I’m a member of the team that builds ScriptRunner for Jira Cloud at work. It’s essentially a SaaS product that does remote script executions. Our primary microservices are built on the Ratpack web server framework that is built on top of Netty.
The problem
We had a single customer report that part of our product was no longer loading in their browser. They kept seeing 504 HTTP responses from our load balancer. Around the same time we noticed a spike in failed deployments due to health checks timing out.
Although we could not reproduce the problem in production, we could at least observe it occuring on our logs with low frequency. We run our product infrastructure on AWS and the two potential reasons for a 504 response from our load balancer were: connection failure and request timeout. Our application logs showed that some “random” requests, including the ones reported by the customer, would suddenly spike high in duration, from sub-second response times to minutes.
Debugging
There was no correlation with spikes in web traffic, time of day, GC operations, and the request durations for the affected instances did not ramp up over time; they just spiked without warning. We relocated a CPU intensive workload out of the relevant microservice (long overdue). This showed us that there was no spike in CPU usage at the time of long duration requests. Then we increased the CPU capacity that the microservice instances run with in order to avoid any CPU contention between other body services running on the underlying ECS cluster.
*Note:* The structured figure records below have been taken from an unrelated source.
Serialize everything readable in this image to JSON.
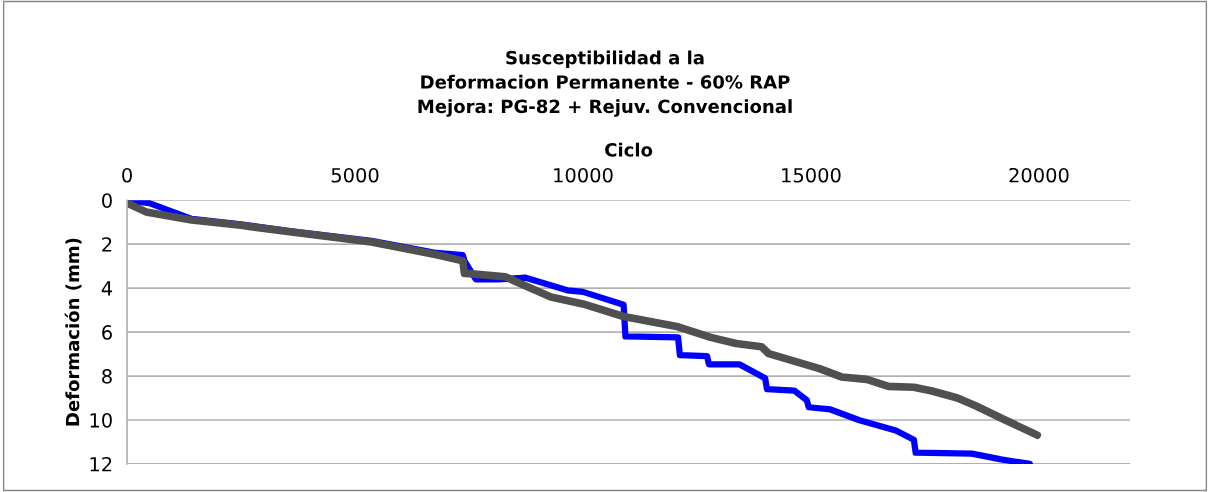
{
  "chart_data": {
    "type": "line",
    "title": "Susceptibilidad a la\nDeformacion Permanente - 60% RAP\nMejora: PG-82 + Rejuv. Convencional",
    "xlabel": "Ciclo",
    "ylabel": "Deformación (mm)",
    "xlim": [
      0,
      22000
    ],
    "xticks": [
      0,
      5000,
      10000,
      15000,
      20000
    ],
    "ylim": [
      12,
      0
    ],
    "yticks": [
      0,
      2,
      4,
      6,
      8,
      10,
      12
    ],
    "grid": "y",
    "marker": "none",
    "line_style": "solid",
    "series": [
      {
        "color": "#0000ff",
        "x": [
          0,
          488,
          1418,
          2493,
          3567,
          5359,
          6790,
          7364,
          7400,
          7650,
          8165,
          8724,
          9656,
          10000,
          10891,
          10931,
          12085,
          12125,
          12722,
          12761,
          13438,
          13995,
          14035,
          14632,
          14910,
          14950,
          15427,
          16064,
          16860,
          17257,
          17296,
          18530,
          19167,
          19800
        ],
        "values": [
          0,
          0.13,
          0.85,
          1.1,
          1.4,
          1.85,
          2.4,
          2.5,
          2.76,
          3.6,
          3.6,
          3.52,
          4.1,
          4.17,
          4.76,
          6.2,
          6.24,
          7.05,
          7.09,
          7.47,
          7.47,
          8.1,
          8.6,
          8.66,
          9.1,
          9.42,
          9.52,
          10.01,
          10.48,
          10.9,
          11.49,
          11.53,
          11.79,
          12
        ]
      },
      {
        "color": "#505050",
        "x": [
          0,
          416,
          1418,
          2493,
          3567,
          5359,
          6790,
          7364,
          7400,
          7440,
          8294,
          8582,
          9297,
          10000,
          10891,
          12085,
          12801,
          13358,
          13915,
          14074,
          15188,
          15666,
          16223,
          16700,
          17257,
          17655,
          18212,
          18610,
          19247,
          19963
        ],
        "values": [
          0.13,
          0.53,
          0.9,
          1.14,
          1.43,
          1.9,
          2.48,
          2.76,
          3.33,
          3.33,
          3.48,
          3.75,
          4.4,
          4.72,
          5.29,
          5.76,
          6.24,
          6.52,
          6.67,
          6.98,
          7.66,
          8.04,
          8.15,
          8.47,
          8.51,
          8.68,
          9.0,
          9.35,
          9.99,
          10.69
        ]
      }
    ]
  }
}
For the deployments that were failing due to health check failures the situation seemed even stranger. Firstly (and we’re still digging into this), health checks from the load balancer are not the first requests that the service instances receive. Secondly, the first set of health check requests (one from each Availablity Zone that the load balancer runs in) received responses in tens of milliseconds, and then we’d see 60s health check durations in our application logs for seemingly no reason, followed by a return to millisecond response times afterwards.
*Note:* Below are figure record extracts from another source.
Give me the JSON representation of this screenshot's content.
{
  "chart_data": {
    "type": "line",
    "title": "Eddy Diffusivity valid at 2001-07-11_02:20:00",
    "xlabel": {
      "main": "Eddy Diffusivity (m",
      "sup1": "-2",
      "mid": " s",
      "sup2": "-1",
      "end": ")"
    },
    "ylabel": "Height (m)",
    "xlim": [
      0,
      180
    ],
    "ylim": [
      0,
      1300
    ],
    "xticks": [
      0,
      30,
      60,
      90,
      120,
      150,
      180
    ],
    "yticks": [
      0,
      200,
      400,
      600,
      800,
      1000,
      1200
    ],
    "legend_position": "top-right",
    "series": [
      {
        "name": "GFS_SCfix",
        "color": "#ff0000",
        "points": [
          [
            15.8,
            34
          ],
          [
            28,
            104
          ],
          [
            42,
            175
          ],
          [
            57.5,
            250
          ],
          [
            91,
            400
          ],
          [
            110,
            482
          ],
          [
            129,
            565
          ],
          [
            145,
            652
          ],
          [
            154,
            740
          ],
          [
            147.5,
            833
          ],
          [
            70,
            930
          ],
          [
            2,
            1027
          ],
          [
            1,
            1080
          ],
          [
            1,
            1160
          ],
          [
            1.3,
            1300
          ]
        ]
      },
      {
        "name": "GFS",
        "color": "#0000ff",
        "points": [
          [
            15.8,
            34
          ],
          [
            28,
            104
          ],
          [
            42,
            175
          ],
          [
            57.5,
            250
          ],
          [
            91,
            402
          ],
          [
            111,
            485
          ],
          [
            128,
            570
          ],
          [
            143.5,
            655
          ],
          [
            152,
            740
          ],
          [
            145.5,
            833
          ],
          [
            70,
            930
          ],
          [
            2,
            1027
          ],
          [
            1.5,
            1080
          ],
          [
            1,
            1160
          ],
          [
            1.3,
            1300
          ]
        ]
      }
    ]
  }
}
We added additional sampling logging to try and establish where the delays were occurring in our request handling chain, and could see that Promises of work (like a network request to another service) were taking tens of seconds to yield a value because of a delay between the Promise evaluation starting and it receiving a value. The other service we made requests to reported single digit millisecond response times which didn’t match the amount of time that our handlers were taking.
What is Ratpack doing?
Ratpack works by spinning up a number of compute threads which handle inbound requests and perform CPU-only work. Additionally, there is an autoscaling pool of additional “blocking” threads which must be used by applications for any IO operations like network requests or disk access.
A single request may be processed by multiple compute threads, depending on how the CPU work in the handlers are scheduled. This meant we were unable to filter our application logs by the thread name in order to look for problems.
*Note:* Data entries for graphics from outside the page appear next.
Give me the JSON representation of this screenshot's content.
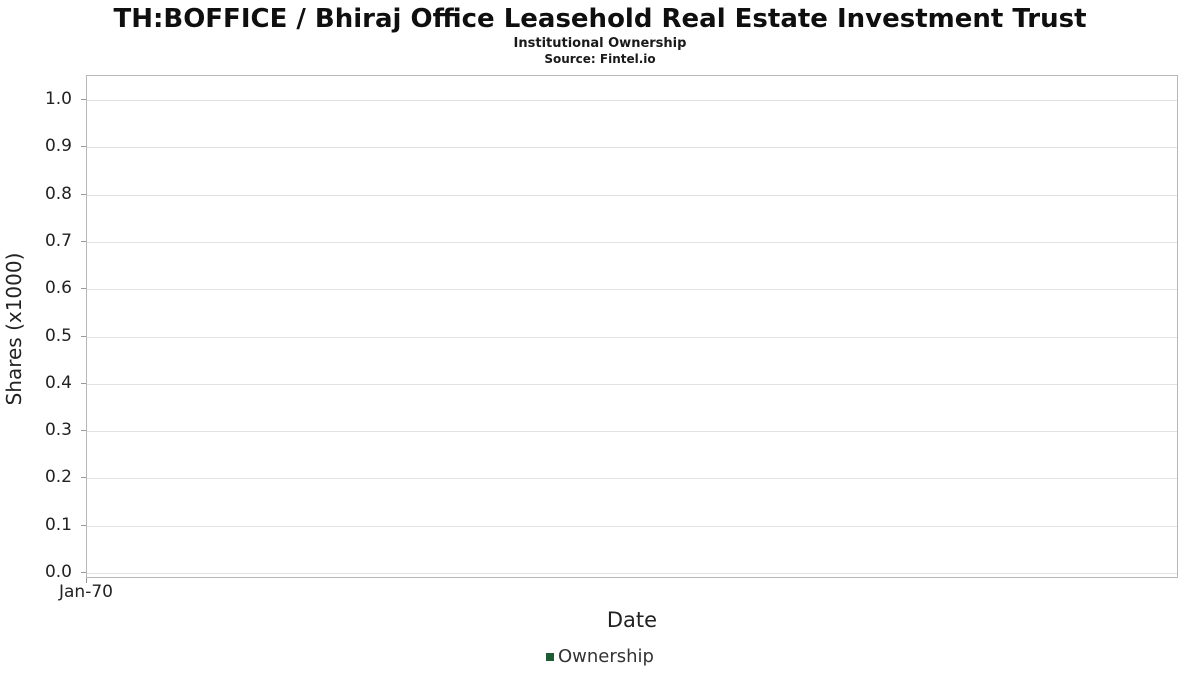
{
  "chart_data": {
    "type": "line",
    "title": "TH:BOFFICE / Bhiraj Office Leasehold Real Estate Investment Trust",
    "subtitle": "Institutional Ownership",
    "source": "Source: Fintel.io",
    "xlabel": "Date",
    "ylabel": "Shares (x1000)",
    "x_ticks": [
      "Jan-70"
    ],
    "y_ticks": [
      "0.0",
      "0.1",
      "0.2",
      "0.3",
      "0.4",
      "0.5",
      "0.6",
      "0.7",
      "0.8",
      "0.9",
      "1.0"
    ],
    "ylim": [
      0.0,
      1.0
    ],
    "grid": "horizontal",
    "legend_position": "bottom",
    "series": [
      {
        "name": "Ownership",
        "color": "#1d5c35",
        "x": [],
        "values": []
      }
    ]
  }
}
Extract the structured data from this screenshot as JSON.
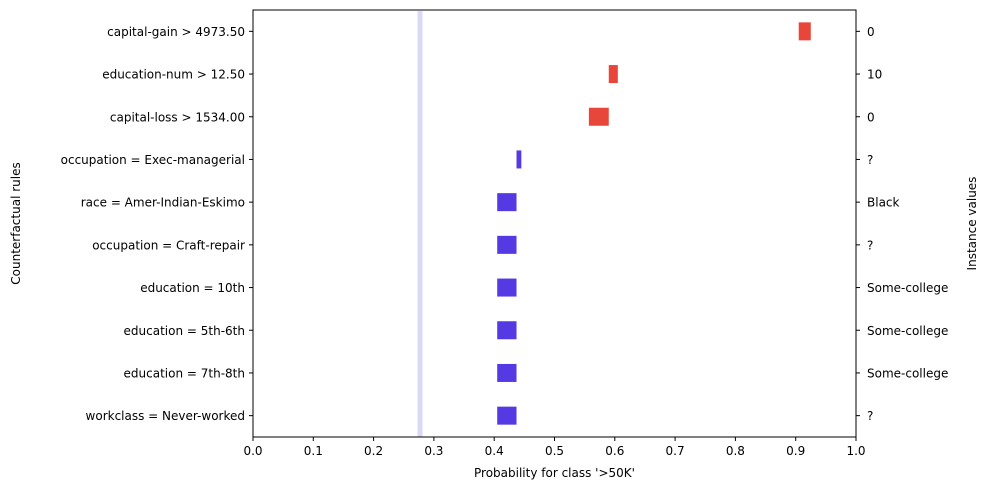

In our case we use two instances of the built-in Ratpack HTTP client for inter-service requests and monitoring the thread pool for those clients showed nominal performance. This eliminated those HTTP client pools from being the bottleneck.
We also use the AWS SDK extensively, and wrap each API call in a Blocking.get()
because under the hood the SDK uses HTTP for communication with AWS services.
Finding the problem
After consulting with a few different colleagues we determined that we must be doing some blocking work (eg network request) on a compute thread. This is the cardinal sin of Ratpack abuse as it prevents that compute thread from doing any work while it waits around for the blocking operation to complete. Any CPU related work or request handling work that is scheduled onto that thread is blocked. This explained why request handlers that made external network calls could seemingly sit around doing nothing, and how health checks that should take milliseconds were taking minutes. The thread was busy waiting.
The problem was finding what exactly we were doing wrong because any request to the service could be hogging the compute thread. We contemplated writing an ExecInterceptor to log details of compute “blocks” that took too long. Thankfully our head of engineering relayed some experience with another product, built on Ratpack, that did significant relational database work. That team had experienced similar problems and looked at the requests that preceded slow ones in order to find areas of the codebase to investigate.
In our case I was able to filter out requests that preceded the slow ones until I spotted some other requests that we expected would be slow, but that I knew were using the AWS SDK. Following through the code paths for those requests revealed that we were fetching records from DynamoDB. Dutifully we wrapped the .query()
API calls in Blocking.get()
so all was good there. However, we were iterating over the results in a .map()
block on the Promise returned by Blocking.get()
. A little digging revealed that an ItemCollection (from DynamoDB) could perform network requests when .next()
is called. Bingo: we were doing network requests on a compute thread 😬
The fix
Thankfully fixing the problem was easy: I moved the result iteration into the Blocking.get()
operation, which was easier than rewriting the iteration logic to use Blocking.get()
whenever it called .next()
.
Since releasing the code change we’ve seen zero unexpected 504s from our load balancer to this service, and the customer was happy once again. Success!